Bringing ourselves back to our breath is the simplest and most powerful thing we can do. Often when I see loved ones, including myself, in a state of deep stress, I quietly say “remember to breathe!” When we are tense and stressed we hold our breaths, tensing our bodies and dance to the mad tune of the ego-mind.
A practice we have developed in our house is lighting candles at moments where calm and focus need to be restored: tantrum time, hyper time just before bed time, meal times… They change the atmosphere instantly, connecting us to a softer, gentler energy, turning off the electricity inside and out. They inspire a sense of calm and wonder in us all. And once they have worked their magic we take a deep breath and blow them out, watching the smoke spiralling up. Candles work wonders for little and big children alike! We use them in our women’s circles (and here) for mother blessings, celebrations, meditations, memorials…

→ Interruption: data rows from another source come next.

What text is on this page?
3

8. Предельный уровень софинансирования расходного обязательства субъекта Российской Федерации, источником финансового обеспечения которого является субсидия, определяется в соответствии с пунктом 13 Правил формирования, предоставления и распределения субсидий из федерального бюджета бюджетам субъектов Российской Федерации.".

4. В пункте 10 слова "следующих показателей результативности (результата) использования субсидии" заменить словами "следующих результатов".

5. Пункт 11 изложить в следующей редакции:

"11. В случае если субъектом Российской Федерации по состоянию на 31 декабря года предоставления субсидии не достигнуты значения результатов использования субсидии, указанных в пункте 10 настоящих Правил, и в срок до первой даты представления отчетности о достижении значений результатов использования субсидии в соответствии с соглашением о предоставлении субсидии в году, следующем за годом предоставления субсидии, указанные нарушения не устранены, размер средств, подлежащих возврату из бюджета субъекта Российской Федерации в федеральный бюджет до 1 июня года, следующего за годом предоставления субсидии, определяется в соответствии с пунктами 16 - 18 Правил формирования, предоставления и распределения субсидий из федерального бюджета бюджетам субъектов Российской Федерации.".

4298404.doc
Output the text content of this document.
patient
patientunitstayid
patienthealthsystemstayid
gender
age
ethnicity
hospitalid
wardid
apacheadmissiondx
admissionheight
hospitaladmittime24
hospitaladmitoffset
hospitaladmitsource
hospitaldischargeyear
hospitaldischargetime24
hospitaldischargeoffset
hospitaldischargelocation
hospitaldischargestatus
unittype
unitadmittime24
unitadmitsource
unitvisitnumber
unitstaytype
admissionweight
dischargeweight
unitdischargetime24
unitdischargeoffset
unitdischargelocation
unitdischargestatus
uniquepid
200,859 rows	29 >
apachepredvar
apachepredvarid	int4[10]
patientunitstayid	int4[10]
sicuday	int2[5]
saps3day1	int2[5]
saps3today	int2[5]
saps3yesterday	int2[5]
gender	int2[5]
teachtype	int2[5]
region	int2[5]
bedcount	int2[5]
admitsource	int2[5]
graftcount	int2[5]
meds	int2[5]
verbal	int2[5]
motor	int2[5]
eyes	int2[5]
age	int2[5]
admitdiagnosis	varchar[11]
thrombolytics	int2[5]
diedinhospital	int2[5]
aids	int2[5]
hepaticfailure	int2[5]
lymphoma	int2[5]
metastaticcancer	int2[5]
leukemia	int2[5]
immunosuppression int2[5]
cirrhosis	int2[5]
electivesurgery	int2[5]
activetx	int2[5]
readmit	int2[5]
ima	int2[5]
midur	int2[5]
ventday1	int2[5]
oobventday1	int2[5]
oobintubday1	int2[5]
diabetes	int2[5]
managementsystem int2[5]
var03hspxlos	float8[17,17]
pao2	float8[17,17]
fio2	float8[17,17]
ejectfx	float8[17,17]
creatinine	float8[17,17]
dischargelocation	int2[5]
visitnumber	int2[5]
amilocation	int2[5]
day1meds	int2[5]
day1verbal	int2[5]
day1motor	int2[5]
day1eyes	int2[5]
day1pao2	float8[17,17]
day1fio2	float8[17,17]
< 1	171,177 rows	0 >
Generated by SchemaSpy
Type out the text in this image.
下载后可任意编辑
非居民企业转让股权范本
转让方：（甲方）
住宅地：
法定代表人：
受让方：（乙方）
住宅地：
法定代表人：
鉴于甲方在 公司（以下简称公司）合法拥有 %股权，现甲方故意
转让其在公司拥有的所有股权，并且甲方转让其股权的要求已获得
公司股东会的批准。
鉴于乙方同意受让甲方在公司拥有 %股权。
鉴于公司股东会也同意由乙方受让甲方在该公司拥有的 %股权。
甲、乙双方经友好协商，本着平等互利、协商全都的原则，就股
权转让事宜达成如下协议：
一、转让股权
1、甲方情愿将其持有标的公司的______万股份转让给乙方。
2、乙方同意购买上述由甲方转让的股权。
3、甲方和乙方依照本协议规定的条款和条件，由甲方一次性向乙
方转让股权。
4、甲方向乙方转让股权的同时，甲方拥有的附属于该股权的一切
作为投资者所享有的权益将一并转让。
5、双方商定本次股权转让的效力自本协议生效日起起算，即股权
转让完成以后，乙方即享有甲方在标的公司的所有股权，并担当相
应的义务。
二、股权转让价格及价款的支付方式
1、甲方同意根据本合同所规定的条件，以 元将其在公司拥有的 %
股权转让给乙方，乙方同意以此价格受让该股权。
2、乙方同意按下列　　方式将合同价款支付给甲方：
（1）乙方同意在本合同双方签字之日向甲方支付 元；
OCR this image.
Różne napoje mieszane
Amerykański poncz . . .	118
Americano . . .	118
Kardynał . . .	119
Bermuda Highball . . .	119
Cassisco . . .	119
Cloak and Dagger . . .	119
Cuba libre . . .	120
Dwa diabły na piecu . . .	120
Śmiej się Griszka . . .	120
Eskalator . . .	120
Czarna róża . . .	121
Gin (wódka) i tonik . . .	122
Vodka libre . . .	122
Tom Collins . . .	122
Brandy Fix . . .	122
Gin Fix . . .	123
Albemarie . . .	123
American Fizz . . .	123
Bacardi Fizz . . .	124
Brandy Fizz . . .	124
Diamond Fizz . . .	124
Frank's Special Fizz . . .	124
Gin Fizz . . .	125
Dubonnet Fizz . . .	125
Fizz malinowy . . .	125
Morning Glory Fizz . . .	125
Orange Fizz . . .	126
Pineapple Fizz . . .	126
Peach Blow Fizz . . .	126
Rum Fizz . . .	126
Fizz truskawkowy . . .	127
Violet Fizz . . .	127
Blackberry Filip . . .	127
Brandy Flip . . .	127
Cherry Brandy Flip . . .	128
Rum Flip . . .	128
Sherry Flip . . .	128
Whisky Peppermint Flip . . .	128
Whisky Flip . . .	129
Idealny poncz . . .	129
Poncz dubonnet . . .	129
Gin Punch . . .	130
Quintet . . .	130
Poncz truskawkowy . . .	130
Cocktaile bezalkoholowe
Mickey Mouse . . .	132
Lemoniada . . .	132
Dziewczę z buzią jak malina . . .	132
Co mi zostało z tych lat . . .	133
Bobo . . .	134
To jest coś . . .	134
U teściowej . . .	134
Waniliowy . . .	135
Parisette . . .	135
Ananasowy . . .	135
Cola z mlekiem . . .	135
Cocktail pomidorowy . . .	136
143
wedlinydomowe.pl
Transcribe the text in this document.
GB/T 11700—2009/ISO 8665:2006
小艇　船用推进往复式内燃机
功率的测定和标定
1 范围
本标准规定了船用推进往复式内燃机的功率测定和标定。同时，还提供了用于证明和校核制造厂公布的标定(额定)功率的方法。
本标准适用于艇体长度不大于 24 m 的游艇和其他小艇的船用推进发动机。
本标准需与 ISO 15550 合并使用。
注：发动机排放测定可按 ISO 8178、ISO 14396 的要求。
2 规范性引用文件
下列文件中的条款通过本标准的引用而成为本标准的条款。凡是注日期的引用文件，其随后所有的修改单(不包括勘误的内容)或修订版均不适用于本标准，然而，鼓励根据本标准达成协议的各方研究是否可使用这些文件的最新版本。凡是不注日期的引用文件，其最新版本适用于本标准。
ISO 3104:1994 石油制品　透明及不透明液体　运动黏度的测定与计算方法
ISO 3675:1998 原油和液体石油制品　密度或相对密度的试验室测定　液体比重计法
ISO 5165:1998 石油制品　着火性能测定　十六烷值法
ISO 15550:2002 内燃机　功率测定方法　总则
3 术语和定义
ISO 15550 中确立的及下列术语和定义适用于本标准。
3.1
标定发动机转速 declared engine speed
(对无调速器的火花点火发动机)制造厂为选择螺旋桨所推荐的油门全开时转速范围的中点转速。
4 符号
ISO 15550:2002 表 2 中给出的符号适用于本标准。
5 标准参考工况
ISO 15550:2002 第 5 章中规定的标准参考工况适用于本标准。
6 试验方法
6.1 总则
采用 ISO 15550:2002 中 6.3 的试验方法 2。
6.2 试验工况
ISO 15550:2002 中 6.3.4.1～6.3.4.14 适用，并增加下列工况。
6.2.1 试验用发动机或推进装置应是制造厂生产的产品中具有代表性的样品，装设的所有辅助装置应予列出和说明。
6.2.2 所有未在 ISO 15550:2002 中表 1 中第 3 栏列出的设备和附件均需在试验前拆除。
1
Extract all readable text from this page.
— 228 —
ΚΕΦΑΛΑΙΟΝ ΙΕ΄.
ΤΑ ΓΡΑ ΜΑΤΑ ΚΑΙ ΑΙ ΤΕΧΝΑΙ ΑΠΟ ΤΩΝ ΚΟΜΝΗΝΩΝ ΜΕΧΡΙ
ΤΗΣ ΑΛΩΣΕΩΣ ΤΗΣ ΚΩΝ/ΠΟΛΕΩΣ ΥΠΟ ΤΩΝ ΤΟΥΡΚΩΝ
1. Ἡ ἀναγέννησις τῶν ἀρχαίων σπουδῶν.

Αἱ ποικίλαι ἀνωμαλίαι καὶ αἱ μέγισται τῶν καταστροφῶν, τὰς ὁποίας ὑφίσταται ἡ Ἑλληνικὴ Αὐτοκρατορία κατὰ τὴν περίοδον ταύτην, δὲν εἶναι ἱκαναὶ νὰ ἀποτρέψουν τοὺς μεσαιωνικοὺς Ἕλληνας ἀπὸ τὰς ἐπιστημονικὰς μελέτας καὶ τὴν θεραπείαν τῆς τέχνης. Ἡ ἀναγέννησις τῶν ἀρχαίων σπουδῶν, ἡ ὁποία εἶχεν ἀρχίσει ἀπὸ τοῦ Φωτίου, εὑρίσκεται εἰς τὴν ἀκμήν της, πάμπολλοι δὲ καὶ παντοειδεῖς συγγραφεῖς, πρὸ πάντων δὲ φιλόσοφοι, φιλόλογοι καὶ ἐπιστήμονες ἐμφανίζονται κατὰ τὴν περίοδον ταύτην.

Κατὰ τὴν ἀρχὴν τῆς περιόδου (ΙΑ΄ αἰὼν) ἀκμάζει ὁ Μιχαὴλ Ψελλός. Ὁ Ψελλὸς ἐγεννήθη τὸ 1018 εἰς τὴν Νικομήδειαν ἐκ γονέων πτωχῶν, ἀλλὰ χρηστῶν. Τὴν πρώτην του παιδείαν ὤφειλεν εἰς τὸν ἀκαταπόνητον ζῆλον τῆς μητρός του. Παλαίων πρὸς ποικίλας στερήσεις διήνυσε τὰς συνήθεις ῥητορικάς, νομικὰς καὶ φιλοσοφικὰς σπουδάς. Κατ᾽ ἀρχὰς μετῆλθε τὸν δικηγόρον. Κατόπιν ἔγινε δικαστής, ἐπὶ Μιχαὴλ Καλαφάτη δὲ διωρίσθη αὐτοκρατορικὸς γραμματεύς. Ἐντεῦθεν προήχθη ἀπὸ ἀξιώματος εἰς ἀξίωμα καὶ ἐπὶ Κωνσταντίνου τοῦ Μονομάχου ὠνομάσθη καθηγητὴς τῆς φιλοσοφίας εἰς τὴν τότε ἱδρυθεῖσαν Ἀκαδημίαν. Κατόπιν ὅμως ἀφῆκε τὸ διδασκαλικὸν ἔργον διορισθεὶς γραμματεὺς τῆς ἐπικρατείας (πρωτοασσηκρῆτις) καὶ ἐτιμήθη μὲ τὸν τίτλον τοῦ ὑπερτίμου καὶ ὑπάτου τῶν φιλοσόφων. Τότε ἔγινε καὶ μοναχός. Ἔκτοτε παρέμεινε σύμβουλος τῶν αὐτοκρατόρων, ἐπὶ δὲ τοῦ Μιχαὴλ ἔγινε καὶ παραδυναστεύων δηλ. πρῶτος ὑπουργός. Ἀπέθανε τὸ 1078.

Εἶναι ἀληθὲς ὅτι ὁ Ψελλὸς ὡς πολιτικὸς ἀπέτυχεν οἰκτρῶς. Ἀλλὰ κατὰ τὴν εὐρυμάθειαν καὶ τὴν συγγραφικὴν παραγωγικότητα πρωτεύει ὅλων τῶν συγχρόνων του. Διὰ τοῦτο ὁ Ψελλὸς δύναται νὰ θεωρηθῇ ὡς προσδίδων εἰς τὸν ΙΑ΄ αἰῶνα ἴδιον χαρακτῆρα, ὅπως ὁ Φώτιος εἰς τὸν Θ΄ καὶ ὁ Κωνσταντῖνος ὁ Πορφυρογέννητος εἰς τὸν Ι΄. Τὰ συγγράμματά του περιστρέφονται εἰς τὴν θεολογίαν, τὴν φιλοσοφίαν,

And the mindfulness bell, a small brass singing bowl (pictured above) is another way we bring ourselves back to mindful awareness. We use it to start our women’s group meetings, with the children as silent “listening” practice. The idea behind it is to strike the bowl and then listen as the sound lessens and lessens into silence, bringing us back into ourselves, attuning our inner-listening ears. My wonderful American family use the mindfulness bell at every family meal time, as a non-denominational way of saying a silent grace, and bringing themselves to mindful appreciation of the food they are about to eat and the loved ones with whom they are sharing it.
Thich Naht Hanh takes this one stage further, in a wise way of using the noises of the modern world for our benefit, rather than cursing it. He suggests that we use each bell and alarm and phone ring as a call to awakening. When the phone rings: Stop, breathe in mindfully and then respond to it mindfully, staying aware of your breath.
What are your mindfulness practices? How do you contact silence?